Group facilitation and training principles

Creating a safe space

Creating a safe group dynamic is crucial to ensuring participants feel free and supported to discuss sensitive topics and provide alternate points of view. To establish a safe group dynamic for participants aged 10 to 13 years, facilitators ask participants to describe what they understand a safe space to be and what the group could do to support this. Group rules for creating a safe space are also included in the session for 18 to 24 year olds, which are referred back to at the start of each session as a reminder of the collective agreement. It is important for facilitators to be non-judgemental and appreciate participants’ diverse experiences and opinions.

Core principles for creating a safe, respectful group dynamic:

  • Active listening
  • Respecting the comments, opinions and beliefs of each other
  • Support and collaboration. It is important to ask that participants only share their own opinion and not the personal experiences or stories of others. It is also important to clearly state that if participants have a personal experience they want to discuss further, a teacher, staff member or counsellor is available after the session.

Active participation

Sessions designed for 10 to 13 year olds are interactive and focus on active participation. They draw on a range of facilitation styles to meet different learning needs. The sessions promote young people’s active participation through group discussion, role-play and interactive songs and videos. Role play is useful for supporting young people with practical tools and ideas to respond to challenging situations in a safe and supported space.

The 18 to 24 year old session material was developed in consultation with peer educators. To support different learning styles, the session integrates a number of different tools, including interactive activities, case studies, a video, self-reflection and small group activities. Informed by adult learning principles, this session is structured and facilitated in a way that promotes self-directed learning and acknowledges the experiences of adult participants.

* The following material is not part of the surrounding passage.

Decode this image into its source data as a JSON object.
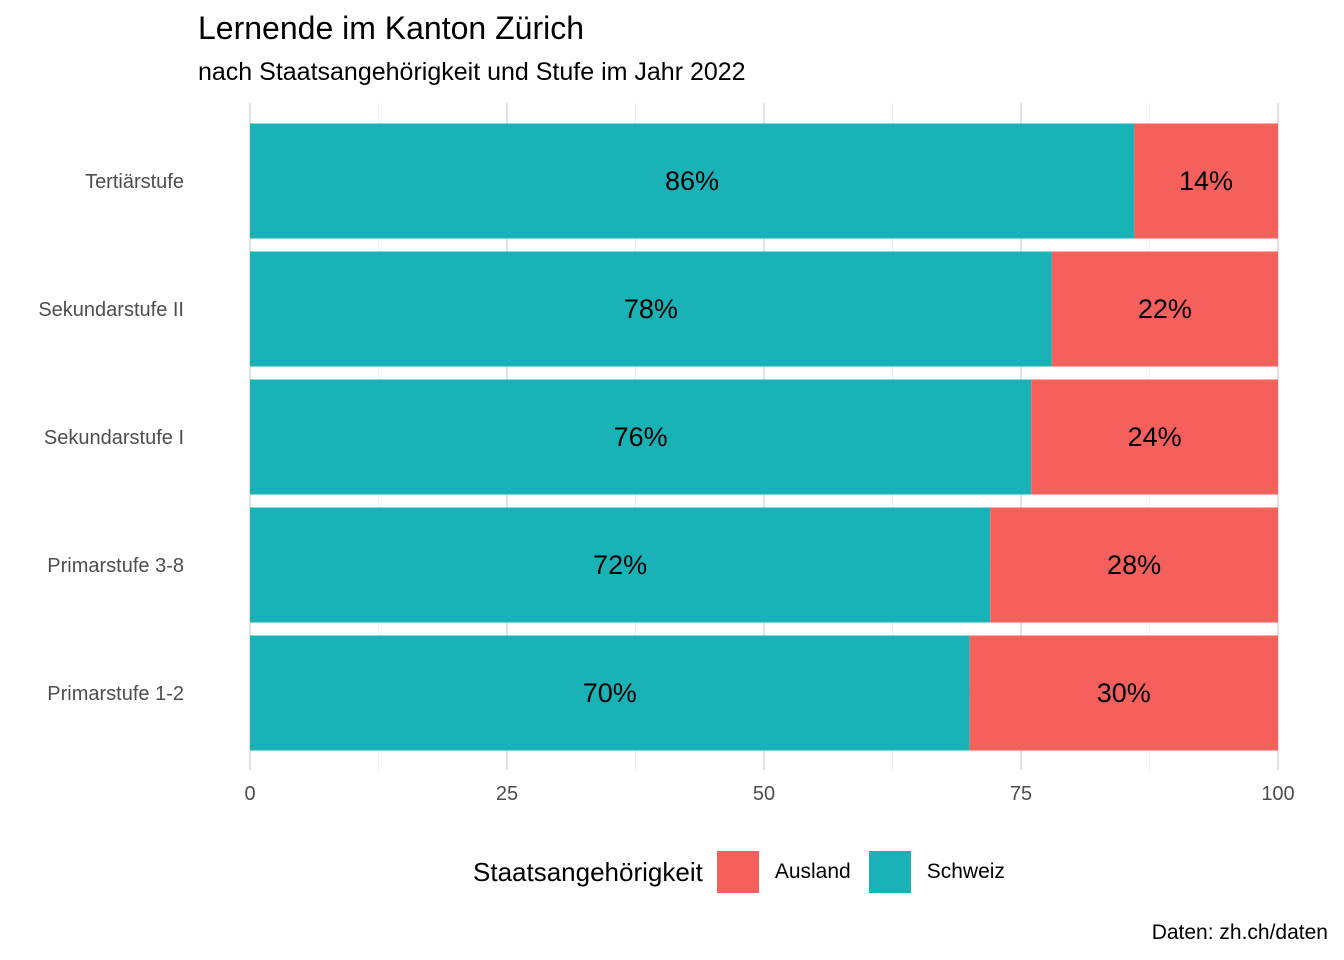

Facilitators need to be inclusive in their delivery, language and approach, have a thorough understanding of the material content, and prepared for how to articulate complex concepts relating to gender and assertive behaviour using brief and simple statements.

Active listening

Facilitators needs be active listeners, and be aware of (and, where necessary, respond to) people’s verbal and non-verbal communication cues. This assists in gauging the comfort level of participants during the discussion of sensitive topics. The facilitator needs to encourage open discussion directed by participants, while highlighting the key session messages. Flexibility and responsiveness is a key strategy.

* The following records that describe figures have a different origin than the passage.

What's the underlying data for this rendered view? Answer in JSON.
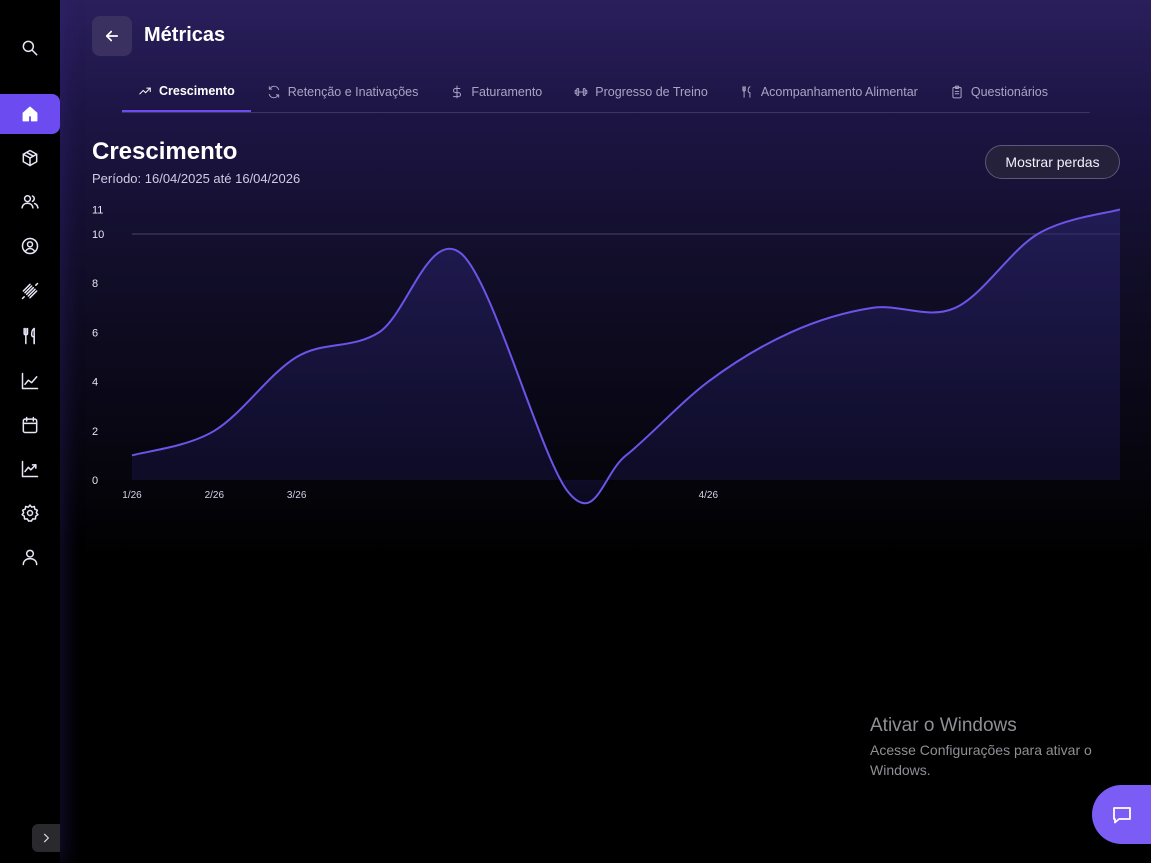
{
  "header": {
    "title": "Métricas"
  },
  "sidebar": {
    "items": [
      {
        "icon": "search-icon"
      },
      {
        "icon": "home-icon",
        "active": true
      },
      {
        "icon": "package-icon"
      },
      {
        "icon": "users-icon"
      },
      {
        "icon": "user-circle-icon"
      },
      {
        "icon": "dumbbell-icon"
      },
      {
        "icon": "utensils-icon"
      },
      {
        "icon": "line-chart-icon"
      },
      {
        "icon": "calendar-icon"
      },
      {
        "icon": "trending-up-icon"
      },
      {
        "icon": "settings-icon"
      },
      {
        "icon": "user-icon"
      }
    ]
  },
  "tabs": [
    {
      "label": "Crescimento",
      "icon": "trending-up-icon",
      "active": true
    },
    {
      "label": "Retenção e Inativações",
      "icon": "refresh-icon"
    },
    {
      "label": "Faturamento",
      "icon": "dollar-icon"
    },
    {
      "label": "Progresso de Treino",
      "icon": "dumbbell-icon"
    },
    {
      "label": "Acompanhamento Alimentar",
      "icon": "utensils-icon"
    },
    {
      "label": "Questionários",
      "icon": "clipboard-icon"
    }
  ],
  "section": {
    "title": "Crescimento",
    "period": "Período: 16/04/2025 até 16/04/2026",
    "show_losses_label": "Mostrar perdas"
  },
  "chart_data": {
    "type": "area",
    "title": "",
    "xlabel": "",
    "ylabel": "",
    "ylim": [
      0,
      11
    ],
    "y_ticks": [
      0,
      2,
      4,
      6,
      8,
      10,
      11
    ],
    "x_ticks": [
      {
        "label": "1/26",
        "x": 0
      },
      {
        "label": "2/26",
        "x": 1
      },
      {
        "label": "3/26",
        "x": 2
      },
      {
        "label": "4/26",
        "x": 7
      }
    ],
    "x_range": [
      0,
      12
    ],
    "grid": "horizontal line at 10",
    "series": [
      {
        "color": "#6b55e8",
        "points": [
          [
            0,
            1.0
          ],
          [
            1,
            2.0
          ],
          [
            2,
            5.0
          ],
          [
            3,
            6.0
          ],
          [
            4,
            9.2
          ],
          [
            5.3,
            -0.5
          ],
          [
            6,
            1.0
          ],
          [
            7,
            4.0
          ],
          [
            8,
            6.0
          ],
          [
            9,
            7.0
          ],
          [
            10,
            7.0
          ],
          [
            11,
            10.0
          ],
          [
            12,
            11.0
          ]
        ]
      }
    ]
  },
  "watermark": {
    "title": "Ativar o Windows",
    "subtitle": "Acesse Configurações para ativar o Windows."
  },
  "colors": {
    "accent": "#6c4cf0",
    "line": "#6b55e8"
  },
  "chat": {
    "icon": "chat-icon"
  }
}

Facilitating with a peer educator

The level of support needed by a peer educator to effectively prepare and deliver a respectful relationships education session may vary. Before the session, take time to plan and discuss with the peer educator how you can best work together and which activities you will each lead. Ideally, session delivery is divided between the peer educator and project worker.

Referral and responding to young people’s disclosure

It is important that a strategy is designed prior to the sessions relating to managing and responding to young people’s disclosures. At the beginning of each session, articulate to participants who they can access if they require further support and the process for following up with student concerns or disclosures. It is vital that contact details and referral pathways for support services are provided to young people. If a participant attempts to disclose during a session, the facilitator should protectively interrupt and ensure the participant is followed up with after the session.

Protective interrupting

Protective interrupting is interrupting participants when they begin to disclose private and sensitive information (Prendiville, 2008). For example, ‘this sounds like a really important and personal issue for you, why don’t we discuss it further after the session?’ Good boundaries ensure emotional safety for all participants. More information on boundaries and emotional safety can be accessed in the program manual.